A DIABETIC girl almost died when she collapsed in a supermarket toilet and staff thought she was a junkie.

Anne Panahian-Jand, 45, of Harold Road, Leytonstone, claims workers at Tesco in Gainsborough Road left her daughter, 17-year-old Jay, begging for help.

She said they delayed calling an ambulance then told paramedics she had been drinking.

Jay, who wears a special diabetes ID necklace to help in such a situation, was eventually taken to Whipps Cross University Hospital in a critical condition. She spent three days there.

Mrs Panahian-Jand, who has seven children and is married to Hassan, said: "I am absolutely disgusted with the way my daughter was treated. She could have died.

"Nobody would come near her and no-one tried to help her. There wasn't even a first aider. I don't know how long she was lying there before staff called an ambulance.

"All the while I was out searching the streets for her and panicking because she hadn't come home and I knew she needed her insulin."

Mrs Panahian-Jand said her daughter, who has been diabetic for seven years, went in the early evening to collect her insulin prescription at the store's pharmacy.

She said: "Jay went into the toilet to take her insulin injection but collapsed and could not move.

"She asked a woman to call someone to help her but the woman called her a heroin addict.
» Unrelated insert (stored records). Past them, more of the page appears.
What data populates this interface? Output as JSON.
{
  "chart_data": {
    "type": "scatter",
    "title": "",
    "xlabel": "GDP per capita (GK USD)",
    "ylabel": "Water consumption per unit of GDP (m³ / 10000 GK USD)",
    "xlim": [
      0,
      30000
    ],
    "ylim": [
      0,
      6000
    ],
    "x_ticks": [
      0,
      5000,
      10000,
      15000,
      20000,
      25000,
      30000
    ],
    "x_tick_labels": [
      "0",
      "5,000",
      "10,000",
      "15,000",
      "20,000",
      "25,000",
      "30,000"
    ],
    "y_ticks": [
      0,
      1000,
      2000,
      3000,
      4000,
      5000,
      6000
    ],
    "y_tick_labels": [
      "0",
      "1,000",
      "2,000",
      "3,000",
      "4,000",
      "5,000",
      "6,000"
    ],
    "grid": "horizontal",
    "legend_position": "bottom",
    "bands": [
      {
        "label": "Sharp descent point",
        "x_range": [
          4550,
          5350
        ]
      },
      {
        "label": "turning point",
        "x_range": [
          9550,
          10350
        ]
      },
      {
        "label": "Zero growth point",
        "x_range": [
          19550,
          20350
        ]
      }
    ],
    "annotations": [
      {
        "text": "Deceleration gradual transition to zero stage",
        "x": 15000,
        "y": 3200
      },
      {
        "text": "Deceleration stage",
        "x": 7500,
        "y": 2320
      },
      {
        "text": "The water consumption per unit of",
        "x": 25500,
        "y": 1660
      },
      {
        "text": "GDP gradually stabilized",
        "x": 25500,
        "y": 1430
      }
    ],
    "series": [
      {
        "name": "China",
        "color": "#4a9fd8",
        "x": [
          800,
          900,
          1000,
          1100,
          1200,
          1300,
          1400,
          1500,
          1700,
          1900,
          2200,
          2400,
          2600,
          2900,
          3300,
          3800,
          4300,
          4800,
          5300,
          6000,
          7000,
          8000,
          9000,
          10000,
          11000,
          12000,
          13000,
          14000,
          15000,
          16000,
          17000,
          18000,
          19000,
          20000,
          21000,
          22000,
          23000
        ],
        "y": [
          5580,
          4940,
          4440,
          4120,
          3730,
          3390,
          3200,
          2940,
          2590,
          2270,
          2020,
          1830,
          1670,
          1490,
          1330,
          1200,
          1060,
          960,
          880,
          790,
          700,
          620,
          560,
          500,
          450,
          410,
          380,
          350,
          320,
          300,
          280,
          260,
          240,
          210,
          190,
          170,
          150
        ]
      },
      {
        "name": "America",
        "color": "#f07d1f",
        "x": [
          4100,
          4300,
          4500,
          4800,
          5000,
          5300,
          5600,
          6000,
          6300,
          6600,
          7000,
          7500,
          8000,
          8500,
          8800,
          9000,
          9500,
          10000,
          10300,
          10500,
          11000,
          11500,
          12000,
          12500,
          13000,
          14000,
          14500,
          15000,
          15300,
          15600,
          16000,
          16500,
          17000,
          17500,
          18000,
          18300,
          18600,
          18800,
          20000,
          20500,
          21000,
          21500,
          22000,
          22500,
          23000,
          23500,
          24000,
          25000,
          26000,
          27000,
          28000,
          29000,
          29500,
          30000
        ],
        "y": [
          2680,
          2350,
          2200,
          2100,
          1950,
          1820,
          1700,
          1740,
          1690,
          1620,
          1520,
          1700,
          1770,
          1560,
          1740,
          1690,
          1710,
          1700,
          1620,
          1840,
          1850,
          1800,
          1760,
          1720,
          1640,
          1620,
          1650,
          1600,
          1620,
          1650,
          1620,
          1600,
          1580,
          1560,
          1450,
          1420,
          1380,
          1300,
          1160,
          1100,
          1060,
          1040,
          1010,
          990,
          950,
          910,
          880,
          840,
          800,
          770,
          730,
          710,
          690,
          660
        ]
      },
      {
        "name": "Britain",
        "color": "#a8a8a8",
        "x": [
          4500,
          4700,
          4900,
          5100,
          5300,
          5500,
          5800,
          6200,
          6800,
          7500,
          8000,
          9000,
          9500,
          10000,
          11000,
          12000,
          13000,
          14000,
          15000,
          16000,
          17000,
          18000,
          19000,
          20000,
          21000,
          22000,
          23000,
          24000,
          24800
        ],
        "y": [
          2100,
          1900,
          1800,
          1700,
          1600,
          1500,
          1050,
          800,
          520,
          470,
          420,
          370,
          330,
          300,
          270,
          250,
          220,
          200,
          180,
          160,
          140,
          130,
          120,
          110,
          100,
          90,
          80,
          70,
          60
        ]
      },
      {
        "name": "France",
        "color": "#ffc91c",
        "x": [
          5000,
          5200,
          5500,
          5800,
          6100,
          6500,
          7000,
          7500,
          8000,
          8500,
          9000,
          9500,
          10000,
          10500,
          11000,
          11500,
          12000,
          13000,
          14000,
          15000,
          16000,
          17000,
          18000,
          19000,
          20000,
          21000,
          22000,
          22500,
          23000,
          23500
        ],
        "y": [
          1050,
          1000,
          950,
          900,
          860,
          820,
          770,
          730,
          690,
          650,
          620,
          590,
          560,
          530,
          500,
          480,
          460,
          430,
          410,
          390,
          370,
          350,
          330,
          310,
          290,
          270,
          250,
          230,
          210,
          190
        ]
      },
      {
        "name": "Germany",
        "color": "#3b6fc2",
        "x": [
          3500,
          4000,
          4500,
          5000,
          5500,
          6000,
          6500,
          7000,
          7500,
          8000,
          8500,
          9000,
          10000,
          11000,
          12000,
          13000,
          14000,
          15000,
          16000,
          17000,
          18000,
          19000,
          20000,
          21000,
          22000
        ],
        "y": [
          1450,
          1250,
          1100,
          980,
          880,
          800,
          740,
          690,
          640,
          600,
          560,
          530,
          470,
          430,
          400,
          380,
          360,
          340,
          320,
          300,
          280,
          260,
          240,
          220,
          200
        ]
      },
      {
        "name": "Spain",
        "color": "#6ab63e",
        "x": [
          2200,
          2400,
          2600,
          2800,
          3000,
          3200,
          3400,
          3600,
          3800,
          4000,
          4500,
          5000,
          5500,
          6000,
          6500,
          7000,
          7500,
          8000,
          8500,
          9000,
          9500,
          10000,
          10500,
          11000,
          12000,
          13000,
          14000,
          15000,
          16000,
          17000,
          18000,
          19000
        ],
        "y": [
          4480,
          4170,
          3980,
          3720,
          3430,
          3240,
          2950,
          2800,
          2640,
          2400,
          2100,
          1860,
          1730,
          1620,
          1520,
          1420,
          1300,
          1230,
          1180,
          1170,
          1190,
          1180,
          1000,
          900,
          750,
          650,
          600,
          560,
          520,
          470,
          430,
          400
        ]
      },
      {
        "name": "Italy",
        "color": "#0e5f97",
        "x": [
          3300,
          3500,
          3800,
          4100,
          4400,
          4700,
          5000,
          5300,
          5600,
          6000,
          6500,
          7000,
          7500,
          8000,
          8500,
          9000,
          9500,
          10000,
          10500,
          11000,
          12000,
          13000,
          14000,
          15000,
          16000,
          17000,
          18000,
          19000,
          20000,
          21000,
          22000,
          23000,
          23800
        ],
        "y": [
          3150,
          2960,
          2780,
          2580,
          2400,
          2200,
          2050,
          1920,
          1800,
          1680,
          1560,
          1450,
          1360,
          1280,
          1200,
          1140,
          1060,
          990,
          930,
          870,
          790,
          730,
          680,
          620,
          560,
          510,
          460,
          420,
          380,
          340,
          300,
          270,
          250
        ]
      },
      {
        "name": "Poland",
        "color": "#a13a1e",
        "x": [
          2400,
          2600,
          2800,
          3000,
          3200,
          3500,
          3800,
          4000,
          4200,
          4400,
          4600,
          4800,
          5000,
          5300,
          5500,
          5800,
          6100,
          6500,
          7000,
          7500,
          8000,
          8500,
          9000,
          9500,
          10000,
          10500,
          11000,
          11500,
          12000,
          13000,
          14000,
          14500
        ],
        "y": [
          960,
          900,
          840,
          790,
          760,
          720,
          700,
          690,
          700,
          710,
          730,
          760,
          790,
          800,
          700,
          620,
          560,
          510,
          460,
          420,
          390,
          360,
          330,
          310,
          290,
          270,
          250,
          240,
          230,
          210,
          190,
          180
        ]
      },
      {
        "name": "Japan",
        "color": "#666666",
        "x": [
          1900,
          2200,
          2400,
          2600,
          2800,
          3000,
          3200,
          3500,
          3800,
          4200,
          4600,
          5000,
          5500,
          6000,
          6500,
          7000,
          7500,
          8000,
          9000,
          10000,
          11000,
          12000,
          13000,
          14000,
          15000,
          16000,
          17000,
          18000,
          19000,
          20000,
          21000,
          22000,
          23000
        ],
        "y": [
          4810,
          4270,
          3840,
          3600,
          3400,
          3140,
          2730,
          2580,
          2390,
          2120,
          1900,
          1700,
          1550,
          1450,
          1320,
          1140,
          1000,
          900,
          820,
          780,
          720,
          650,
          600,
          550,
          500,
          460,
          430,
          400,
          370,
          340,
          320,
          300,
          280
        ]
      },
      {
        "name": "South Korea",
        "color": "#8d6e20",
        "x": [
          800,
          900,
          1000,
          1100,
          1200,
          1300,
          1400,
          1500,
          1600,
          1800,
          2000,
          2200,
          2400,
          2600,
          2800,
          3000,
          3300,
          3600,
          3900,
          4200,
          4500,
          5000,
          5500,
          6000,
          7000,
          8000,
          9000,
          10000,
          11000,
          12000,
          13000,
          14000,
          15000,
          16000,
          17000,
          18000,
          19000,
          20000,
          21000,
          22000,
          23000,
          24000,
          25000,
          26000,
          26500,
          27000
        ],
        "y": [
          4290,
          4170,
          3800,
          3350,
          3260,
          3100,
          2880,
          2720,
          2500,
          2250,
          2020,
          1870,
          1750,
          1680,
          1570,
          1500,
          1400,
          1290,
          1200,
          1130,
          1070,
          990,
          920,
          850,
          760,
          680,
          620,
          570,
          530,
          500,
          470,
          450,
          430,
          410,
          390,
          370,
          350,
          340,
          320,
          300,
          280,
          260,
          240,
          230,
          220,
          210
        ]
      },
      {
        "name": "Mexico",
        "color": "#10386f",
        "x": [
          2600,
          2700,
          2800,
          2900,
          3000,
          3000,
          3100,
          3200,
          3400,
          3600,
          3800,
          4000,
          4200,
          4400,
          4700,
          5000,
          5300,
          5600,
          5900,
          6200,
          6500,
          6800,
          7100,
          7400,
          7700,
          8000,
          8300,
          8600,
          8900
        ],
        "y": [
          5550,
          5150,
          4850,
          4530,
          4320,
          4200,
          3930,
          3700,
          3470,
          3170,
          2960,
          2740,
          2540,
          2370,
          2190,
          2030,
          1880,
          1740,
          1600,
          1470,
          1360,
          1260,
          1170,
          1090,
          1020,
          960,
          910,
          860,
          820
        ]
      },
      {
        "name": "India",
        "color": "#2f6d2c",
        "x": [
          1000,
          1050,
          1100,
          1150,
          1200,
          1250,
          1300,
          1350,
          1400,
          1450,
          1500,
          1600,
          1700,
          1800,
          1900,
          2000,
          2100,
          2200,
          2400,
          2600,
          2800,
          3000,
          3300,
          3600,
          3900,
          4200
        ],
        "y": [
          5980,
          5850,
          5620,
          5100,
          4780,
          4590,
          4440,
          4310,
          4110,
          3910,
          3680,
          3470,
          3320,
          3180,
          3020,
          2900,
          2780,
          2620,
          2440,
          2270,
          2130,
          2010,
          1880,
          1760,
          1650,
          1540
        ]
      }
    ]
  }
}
Eventually some staff came in but no-one would help.

"Right beside her in a Tesco bag was her insulin prescription. She told them to look in the bag but they didn't."

Mrs Panahian-Jand added that by now Jay's eyesight was beginning to fail and her speech was becoming slurred.

She said: "A security guard kept saying to one of the managers that she had been taking drugs and drinking and when the paramedics arrived he told them she had been drinking."

Mrs Panahian-Jand added: "Whether someone is diabetic or a heroin addict, if they collapse surely they still need an ambulance, or do staff at Tesco decide on quality of life now?"

A London Ambulance spokeswoman confirmed that an ambulance was called at 7.41pm, about 40 minutes after Jay arrived at the store.

The Guardian contacted Tesco but as we went to press, the company had still not responded.